NBA Draft, Oklahoma City Thunder

Oklahoma City Thunder show their confidence in Hamidou Diallo

The Thunder’s deal with Hamidou Diallo isn’t without upside, but it’s definitely a risky proposition.

Earlier Wednesday, the Thunder signed Hamidou Diallo to a three-year, $4 million contract.  This brings their roster to 15 players with guaranteed contracts and given the luxury tax implications of waiving one of those players to sign another, it’s likely that they’ve completed their offseason.

But that contract says a lot about their view on Hamidou Diallo.  Since it’s three years in duration, it has to have come out of the taxpayer mid-level exception.  

In other words, the Thunder took the only cap exception that they have to add talent to a team that already wasn’t good enough last year and gave up Carmelo Anthony for nothing (perhaps to their own benefit).

It makes that exception a little bit weaker because they believed in Diallo that much.  They chose Diallo over anyone left on the market and potentially over adding a veteran on the buyout market.

And more importantly than just the first-year consequences, the Thunder made a bet that his Bird rights will be valuable three years down the road.  

Going from a second year to a third means the contract can be hit with something called the Arenas provision, which is responsible for, say, Tyler Johnson’s ugly contract, which frontloaded the money because that was all the Heat could afford at the time.  
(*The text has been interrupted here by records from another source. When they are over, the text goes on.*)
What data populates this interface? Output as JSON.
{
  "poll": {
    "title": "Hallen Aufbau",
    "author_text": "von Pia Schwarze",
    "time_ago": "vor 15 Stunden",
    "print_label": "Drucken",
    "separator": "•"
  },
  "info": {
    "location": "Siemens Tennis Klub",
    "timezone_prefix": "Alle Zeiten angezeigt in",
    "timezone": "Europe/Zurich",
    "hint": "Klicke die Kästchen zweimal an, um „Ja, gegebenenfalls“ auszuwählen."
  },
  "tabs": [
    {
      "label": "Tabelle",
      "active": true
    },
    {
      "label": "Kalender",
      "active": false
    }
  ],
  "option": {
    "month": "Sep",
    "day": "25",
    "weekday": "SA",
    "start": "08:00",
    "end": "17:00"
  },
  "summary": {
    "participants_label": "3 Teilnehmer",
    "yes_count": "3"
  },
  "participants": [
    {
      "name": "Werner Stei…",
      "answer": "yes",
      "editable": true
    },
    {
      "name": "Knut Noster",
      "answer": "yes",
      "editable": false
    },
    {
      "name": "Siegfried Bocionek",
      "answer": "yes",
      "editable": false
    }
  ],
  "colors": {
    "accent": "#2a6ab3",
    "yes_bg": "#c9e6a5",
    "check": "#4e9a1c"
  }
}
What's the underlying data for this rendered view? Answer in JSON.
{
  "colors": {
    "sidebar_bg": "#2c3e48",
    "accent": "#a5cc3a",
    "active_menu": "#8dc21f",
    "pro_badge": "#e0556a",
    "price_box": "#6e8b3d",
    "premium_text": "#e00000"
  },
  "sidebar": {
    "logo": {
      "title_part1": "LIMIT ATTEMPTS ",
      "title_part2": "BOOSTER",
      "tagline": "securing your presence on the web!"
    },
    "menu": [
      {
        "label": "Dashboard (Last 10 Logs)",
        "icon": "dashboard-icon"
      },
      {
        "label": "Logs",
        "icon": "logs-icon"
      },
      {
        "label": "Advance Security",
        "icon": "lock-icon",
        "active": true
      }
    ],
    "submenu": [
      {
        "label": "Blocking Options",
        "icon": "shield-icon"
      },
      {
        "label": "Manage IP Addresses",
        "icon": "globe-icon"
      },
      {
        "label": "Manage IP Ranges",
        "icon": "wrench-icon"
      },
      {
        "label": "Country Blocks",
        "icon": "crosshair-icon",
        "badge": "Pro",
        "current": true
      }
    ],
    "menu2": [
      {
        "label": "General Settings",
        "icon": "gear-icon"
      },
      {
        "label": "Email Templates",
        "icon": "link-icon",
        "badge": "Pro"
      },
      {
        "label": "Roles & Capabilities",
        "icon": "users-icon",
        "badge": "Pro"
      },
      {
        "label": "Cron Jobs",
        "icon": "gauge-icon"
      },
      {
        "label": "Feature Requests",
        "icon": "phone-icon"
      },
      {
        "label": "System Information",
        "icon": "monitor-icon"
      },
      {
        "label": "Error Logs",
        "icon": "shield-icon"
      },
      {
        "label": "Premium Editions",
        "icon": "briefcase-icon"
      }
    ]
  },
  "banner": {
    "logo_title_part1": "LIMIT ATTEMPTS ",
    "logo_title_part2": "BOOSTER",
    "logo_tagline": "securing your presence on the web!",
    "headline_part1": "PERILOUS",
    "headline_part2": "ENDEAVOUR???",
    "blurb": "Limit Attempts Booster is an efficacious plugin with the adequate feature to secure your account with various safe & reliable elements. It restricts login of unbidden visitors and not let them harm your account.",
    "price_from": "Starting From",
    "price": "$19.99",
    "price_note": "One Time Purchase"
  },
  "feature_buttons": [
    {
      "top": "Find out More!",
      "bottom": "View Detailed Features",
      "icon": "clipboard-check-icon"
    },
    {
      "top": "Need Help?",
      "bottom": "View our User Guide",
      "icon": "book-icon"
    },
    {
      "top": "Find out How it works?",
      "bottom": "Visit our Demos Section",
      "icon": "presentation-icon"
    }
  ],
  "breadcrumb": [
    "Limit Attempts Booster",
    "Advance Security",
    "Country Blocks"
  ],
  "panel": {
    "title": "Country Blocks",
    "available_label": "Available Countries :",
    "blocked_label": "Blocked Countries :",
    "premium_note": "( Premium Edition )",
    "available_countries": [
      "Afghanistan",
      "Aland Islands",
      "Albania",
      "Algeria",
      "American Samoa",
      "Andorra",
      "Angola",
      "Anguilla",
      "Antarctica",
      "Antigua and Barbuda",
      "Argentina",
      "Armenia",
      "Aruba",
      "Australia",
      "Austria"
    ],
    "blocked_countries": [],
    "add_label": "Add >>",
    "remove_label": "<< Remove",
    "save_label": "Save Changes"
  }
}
With a potential third year of team control, the Thunder don’t just bet on that one extra year, but on the next contract as well.

It’s not like the Thunder were without alternatives either.  They also had Kevin Hervey and Devon Hall — two much safer bets, more likely to contribute to a playoff team next year — as other second-round picks.

They could have signed another veteran at an increased cost, since there’s about a $700,000 difference in the first-year amount for any free agent that you didn’t spend a draft pick on, but that would have probably been the best option for truly making a roster built to compete now better.  

Even if they were dead set on Diallo, only placing a two-year bet on a player as potentially volatile as Diallo is also viable.

Next: Most puzzling free-agent contracts of the summer

But instead, they chose to place a strong bet on a player that amateur scouts were all over the place on, one that can only be classified as a high-risk asset.  Now they get to wait and hope that it pays dividends.